Création du CIGFA, une plateforme de réflexion voit le jour

Pour sa part, l’Inspecteur général des Finances, Mohamed Manchoud, a également mis l’accent sur l’importance d’une gouvernance augmentée par l’intelligence artificielle (IA), connectée et solidaire dans le domaine de l’audit interne public. Le responsable a appelé dans ce sens à une gouvernance de l’intelligence artificielle «efficace et juste», fondée sur la coopération internationale. En effet, l’intégration de l’intelligence artificielle dans les processus d’audit interne représente une étape essentielle pour moderniser les institutions publiques et renforcer leur efficacité. Les Inspections générales des finances africaines, en tant qu’institutions clés dans les dispositifs nationaux de contrôle et d’audit, jouent un rôle central dans les dynamiques de modernisation. Fortes d’une expertise reconnue localement, et résolument tournée vers la gouvernance, elles sont un acteur incontournable dans la réflexion stratégique sur l’avenir de l’audit interne, et certaines se sont déjà engagées à intégrer les technologies émergentes, notamment l’IA, dans leurs pratiques. En renforçant leur partenariat aux niveaux continental et international, elles démontreront leur capacité à anticiper les transformations technologiques et à promouvoir une gouvernance publique axée sur la performance et la responsabilité. À cette occasion, M. Manchoud a annoncé la création du Cercle des Inspections générales des finances africaines (CIGFA), une plateforme de réflexion commune en matière de contrôle, d’audit et d’appui aux politiques publiques, destinée à renforcer la pertinence, la réactivité et l’impact des institutions africaines.

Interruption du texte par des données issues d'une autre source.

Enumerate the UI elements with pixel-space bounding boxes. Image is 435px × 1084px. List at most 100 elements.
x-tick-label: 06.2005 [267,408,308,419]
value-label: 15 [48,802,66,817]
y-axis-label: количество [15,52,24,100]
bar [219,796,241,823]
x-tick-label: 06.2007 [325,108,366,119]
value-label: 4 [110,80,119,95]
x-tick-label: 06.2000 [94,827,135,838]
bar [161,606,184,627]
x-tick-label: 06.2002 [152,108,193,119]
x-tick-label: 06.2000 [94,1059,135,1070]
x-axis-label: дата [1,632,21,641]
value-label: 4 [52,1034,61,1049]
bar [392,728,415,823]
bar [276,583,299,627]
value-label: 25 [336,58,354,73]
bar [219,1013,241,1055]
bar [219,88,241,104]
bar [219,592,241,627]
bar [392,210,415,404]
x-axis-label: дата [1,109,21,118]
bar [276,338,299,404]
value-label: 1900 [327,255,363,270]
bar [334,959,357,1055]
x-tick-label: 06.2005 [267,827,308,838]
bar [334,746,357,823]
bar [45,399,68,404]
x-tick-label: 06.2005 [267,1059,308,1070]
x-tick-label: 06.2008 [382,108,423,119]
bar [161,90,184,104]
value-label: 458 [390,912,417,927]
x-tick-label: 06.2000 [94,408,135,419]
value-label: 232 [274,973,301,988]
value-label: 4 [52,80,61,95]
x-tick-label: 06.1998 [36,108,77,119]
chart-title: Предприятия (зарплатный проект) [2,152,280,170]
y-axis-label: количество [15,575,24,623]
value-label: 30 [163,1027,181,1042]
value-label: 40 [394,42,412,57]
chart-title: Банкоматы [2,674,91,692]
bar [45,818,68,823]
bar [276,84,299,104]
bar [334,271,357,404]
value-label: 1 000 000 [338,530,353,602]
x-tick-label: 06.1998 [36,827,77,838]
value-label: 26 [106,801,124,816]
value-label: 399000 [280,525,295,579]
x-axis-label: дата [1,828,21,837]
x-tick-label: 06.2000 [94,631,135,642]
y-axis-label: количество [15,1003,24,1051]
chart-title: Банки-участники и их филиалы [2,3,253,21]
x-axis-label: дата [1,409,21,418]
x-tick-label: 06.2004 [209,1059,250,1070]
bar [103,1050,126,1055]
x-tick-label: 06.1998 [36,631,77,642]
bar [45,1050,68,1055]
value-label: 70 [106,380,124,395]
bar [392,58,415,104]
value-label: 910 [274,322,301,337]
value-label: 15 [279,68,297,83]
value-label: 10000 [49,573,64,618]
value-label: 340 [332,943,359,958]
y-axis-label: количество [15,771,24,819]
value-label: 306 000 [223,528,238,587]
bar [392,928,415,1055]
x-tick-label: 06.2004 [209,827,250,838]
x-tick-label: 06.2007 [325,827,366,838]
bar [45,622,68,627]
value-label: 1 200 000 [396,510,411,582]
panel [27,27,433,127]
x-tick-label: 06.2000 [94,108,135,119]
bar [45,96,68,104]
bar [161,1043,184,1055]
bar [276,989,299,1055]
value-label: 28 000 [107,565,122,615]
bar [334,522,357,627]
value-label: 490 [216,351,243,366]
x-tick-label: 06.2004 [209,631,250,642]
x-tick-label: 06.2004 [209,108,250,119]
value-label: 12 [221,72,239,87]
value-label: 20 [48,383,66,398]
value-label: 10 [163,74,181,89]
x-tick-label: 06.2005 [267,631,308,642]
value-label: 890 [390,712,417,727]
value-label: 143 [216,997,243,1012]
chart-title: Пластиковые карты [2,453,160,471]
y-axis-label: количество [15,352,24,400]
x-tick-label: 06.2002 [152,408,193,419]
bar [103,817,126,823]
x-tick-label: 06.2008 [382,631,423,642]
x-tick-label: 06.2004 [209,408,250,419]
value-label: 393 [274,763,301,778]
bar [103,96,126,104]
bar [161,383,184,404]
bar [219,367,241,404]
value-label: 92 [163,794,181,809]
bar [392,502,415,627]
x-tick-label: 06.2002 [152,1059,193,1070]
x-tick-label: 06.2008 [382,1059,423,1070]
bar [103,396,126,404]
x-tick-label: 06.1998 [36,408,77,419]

La vision de la Banque mondiale pour un audit intelligent

Pour sa part, Anke D’Angelo, vice-présidente et auditrice générale de la Banque mondiale (BM),a mis en avant la relation de confiance historique entre la Banque mondiale et l’IGF marocaine, entamée en 1984. Une confiance qui, selon la responsable, repose sur la qualité constante du travail de l’IGF, son intégrité et son esprit de coopération, des valeurs jugées fondamentales pour la fiabilité des systèmes de gouvernance financière. Mme D’Angelo a également indiqué que l’intelligence artificielle, loin d’annuler la fonction de l’audit, offre des opportunités majeures pour l’élargir et l’approfondir. Parallèlement, elle a reconnu les craintes légitimes liées à la sécurité des données et aux biais algorithmiques, tout en insistant sur la nécessité de penser l’IA comme un outil d’automatisation intelligente, capable d’améliorer l’analyse des données, d’optimiser la couverture des risques et d’offrir des capacités prospectives accrues. Relevant l’importance de cadres réglementaires éthiques et transparents, ainsi que le rôle crucial des audits publics dans la maîtrise des mutations technologiques, Mme D’Angelo a appelé à un investissement continu dans la formation des auditeurs, le développement des compétences numériques et la coopération internationale, notamment à travers l’initiative  «Assurance for Development» (A4DI), lancée en 2023 par la Banque mondiale.